O la borsa o la vita!, però, ha improvvisamente evidenziato un suo bruciante significato attuale, e proprio a far luogo da questa nostra Italia, particolarmente vessata dall’ondata autunnale della pandemia. Tale aspetto lo hanno fatto venire a galla le ormai arcinote dichiarazioni sul vaccino del microbiologo Andrea Crisanti, lo stratega trionfatore della campagna di primavera contro Covid 2 in Veneto. Erano i giorni dei roboanti e ripetuti annunci stampa di case farmaceutiche quali la Pfizer sull’imminenza più che prossima del vaccino. Il professore Crisanti si è permesso di sentenziare lapidariamente che – in mancanza di dati resi pubblici e controllabili dalla comunità scientifica – lui il vaccino non se lo sarebbe inoculato. Troppo noto – per esser qui riassunto – il putiferio social-mediatico che ha scatenato. Anche da parte di suoi colleghi, tra i quali quelli dell’istituzionale Comitato Tecnico Scientifico. Accusato – addirittura – di essere diventato il leader dei No-Vax, dei virus-negazionisti e complotto-fobici planetari, Crisanti ha in realtà fatto trapelare una fenditura del sottosuolo che da tempo un grande filosofo contemporaneo aveva segnalato. Si tratta di Emanuele Severino, recentemente scomparso, il quale in tutta la sua opera specialistica e divulgativa ha mostrato la differenza di scopi tra capitalismo e scienza. Il primo ha come fine irrinunciabile il conseguimento del profitto, la seconda la soluzione di grandi e complessi problemi su scala sia locale sia mondiale.

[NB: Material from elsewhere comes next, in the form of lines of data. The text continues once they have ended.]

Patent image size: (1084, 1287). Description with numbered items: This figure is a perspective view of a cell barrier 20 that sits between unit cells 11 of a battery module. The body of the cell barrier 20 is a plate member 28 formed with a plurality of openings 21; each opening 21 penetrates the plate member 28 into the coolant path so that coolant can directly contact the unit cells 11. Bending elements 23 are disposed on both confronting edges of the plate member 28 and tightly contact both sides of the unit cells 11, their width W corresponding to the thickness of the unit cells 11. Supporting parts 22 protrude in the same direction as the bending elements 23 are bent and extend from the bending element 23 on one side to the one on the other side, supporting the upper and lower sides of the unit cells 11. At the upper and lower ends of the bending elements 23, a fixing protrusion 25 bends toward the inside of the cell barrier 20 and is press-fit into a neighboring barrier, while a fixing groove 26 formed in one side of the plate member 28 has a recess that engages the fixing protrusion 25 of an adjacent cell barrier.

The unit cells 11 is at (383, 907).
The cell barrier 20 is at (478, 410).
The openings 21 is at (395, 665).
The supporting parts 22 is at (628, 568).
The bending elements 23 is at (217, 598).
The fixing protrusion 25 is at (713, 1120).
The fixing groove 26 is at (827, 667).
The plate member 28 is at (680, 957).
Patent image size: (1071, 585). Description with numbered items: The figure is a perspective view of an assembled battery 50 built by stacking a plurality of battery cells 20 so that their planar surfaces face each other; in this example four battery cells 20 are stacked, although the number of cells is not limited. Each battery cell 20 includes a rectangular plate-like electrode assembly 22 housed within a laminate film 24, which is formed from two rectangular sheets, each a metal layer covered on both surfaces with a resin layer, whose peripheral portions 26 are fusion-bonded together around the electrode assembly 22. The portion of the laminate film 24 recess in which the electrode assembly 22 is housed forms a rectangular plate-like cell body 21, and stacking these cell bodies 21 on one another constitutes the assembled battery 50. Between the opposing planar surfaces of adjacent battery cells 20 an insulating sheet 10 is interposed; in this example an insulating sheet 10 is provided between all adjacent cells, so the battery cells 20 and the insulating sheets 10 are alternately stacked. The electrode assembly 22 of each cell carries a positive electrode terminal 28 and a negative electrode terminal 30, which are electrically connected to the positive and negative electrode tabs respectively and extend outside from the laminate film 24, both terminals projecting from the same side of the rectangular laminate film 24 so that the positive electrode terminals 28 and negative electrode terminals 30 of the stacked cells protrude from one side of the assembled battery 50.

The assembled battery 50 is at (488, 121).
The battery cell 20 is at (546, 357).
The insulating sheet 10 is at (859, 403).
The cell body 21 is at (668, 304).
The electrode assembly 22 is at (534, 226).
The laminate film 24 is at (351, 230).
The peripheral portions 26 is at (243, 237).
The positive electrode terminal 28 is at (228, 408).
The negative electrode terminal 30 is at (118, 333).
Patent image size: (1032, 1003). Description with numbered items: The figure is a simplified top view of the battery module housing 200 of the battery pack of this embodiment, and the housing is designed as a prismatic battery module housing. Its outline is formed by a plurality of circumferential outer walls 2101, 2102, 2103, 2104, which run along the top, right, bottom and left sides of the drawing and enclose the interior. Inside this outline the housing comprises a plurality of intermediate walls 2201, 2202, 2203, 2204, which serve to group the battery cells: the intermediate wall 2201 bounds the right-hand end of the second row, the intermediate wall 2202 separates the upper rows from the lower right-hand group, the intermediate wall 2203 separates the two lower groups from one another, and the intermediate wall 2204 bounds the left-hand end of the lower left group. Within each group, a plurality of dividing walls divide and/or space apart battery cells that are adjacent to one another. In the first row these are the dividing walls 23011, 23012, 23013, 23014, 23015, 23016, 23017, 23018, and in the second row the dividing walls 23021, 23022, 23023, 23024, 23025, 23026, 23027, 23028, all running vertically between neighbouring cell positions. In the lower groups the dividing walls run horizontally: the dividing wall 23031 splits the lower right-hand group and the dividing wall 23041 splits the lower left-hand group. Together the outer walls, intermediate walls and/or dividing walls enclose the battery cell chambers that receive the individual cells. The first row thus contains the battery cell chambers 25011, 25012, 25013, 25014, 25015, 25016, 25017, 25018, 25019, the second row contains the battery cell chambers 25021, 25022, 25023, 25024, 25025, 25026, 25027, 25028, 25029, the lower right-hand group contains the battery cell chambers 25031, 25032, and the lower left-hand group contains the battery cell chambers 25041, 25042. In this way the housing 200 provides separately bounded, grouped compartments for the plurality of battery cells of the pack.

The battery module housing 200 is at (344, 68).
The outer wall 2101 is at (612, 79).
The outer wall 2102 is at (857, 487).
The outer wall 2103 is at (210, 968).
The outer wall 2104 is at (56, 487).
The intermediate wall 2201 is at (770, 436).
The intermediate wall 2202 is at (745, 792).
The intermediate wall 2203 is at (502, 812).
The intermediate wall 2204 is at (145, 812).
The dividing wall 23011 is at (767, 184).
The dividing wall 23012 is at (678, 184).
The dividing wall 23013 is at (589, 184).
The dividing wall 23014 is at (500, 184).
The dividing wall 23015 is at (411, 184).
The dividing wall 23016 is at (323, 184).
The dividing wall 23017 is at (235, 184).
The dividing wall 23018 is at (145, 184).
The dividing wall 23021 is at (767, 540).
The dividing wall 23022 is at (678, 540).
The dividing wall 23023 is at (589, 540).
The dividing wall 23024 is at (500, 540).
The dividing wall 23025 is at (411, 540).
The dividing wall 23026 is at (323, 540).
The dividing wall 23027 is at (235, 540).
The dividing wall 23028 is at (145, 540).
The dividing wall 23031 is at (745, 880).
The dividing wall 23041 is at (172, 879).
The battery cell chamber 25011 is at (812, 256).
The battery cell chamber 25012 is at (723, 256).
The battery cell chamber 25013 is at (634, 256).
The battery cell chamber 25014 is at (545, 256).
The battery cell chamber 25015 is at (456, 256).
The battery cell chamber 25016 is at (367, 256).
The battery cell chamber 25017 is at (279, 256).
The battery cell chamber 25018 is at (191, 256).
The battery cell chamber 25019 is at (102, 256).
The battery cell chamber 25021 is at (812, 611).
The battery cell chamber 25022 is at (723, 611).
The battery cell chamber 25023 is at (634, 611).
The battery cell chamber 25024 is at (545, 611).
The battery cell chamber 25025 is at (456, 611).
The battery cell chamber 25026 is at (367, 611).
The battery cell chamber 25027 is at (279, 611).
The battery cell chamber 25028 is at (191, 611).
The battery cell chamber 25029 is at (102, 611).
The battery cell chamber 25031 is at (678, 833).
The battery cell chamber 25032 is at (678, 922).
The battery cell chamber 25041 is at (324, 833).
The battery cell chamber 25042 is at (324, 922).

Lo stesso giorno dell’annuncio stampa della Pfizer sull’efficacia al 90% del suo vaccino anti-Covid, Albert Bourla, Chef Executive Office (CEO) dell’azienda,  incassa 5,56 milioni di dollari. Vende, infatti, sul mercato il 62% del pacchetto azionario della Pfizer da lui detenuto.  Si tratta esattamente di 132.508 titoli ceduti al prezzo di 41,94 $ ognuno. Prezzo che proprio grazie a quell’annuncio aveva registrato un rialzo del 7,69%. Nel suo personale portafoglio ne custodisce altre 81.812 La Pfizer ha pienamente sostenuto l’operazione del suo massimo dirigente, sostenendo che si tratta di un piano – preordinato fin dall’agosto scorso – di tading. Ossia di legittima speculazione in Borsa atta a far raggiungere un certo prezzo al titolo. Lo scopo primario assoluto di Pfizer – in quanto impresa capitalistica – è ottimizzare il valore, il profitto. È il suo codice genetico, non può in nessun modo violarlo. Naturale anche che tutte le Big Farma mondiali allineino al proprio interno fior fior di scienziati, ricercatori e cervelli di elevato valore. Essi, però, viaggiano all’interno di un potentissimo convoglio il cui scalo, la cui destinazione finale (destino, si dice in spagnolo) è il conseguimento del profitto.

Lo scopo primario assoluto di cervelli come Crisanti, invece, non è il profitto aziendale, ma la soluzione del grave problema pandemico planetario. A questo fine, lui vuole toccare con mano, verificare in modo scientificamente pubblico e incontrovertibilmente dettagliato i dati e i test clinici che Pfizer ha soltanto mediaticamente sbandierato e non pubblicato, allo scopo di realizzare un più che consistente plusvalore borsistico. Anche perché – non va mai dimenticato – l’intera grande corsa dell’oro vaccinale è finanziata in tutto il mondo dalle casse pubbliche di Stato. E a fondo perduto. Nel caso, cioè, le aziende farmaceutiche fallissero, non riuscissero a conseguire il risultato di un vaccino efficace e sicuro, esse non sono comunque dovute a restituire i capitali pubblici ricevuti. Inoltre, l’accelerazione della ricerca cui assistiamo è possibile anche grazie a una considerevole crescita di intelligenza e capacità tecno-informatiche capillarmente diffuse, quale processo sociale d’insegnamento, apprendimento, applicazione, connessione, dedizione, cui le aziende s’impossessano gratuitamente, spesso senza neanche retribuire adeguatamente i singoli operatori che ne sono espressione.

Assistiamo così al correre veloce dell’antica intimazione predatoria O la borsa o la vita!, verso lo scambio, il bivio, l’aut aut del suo destino di civiltà: O la Borsa o la Scienza.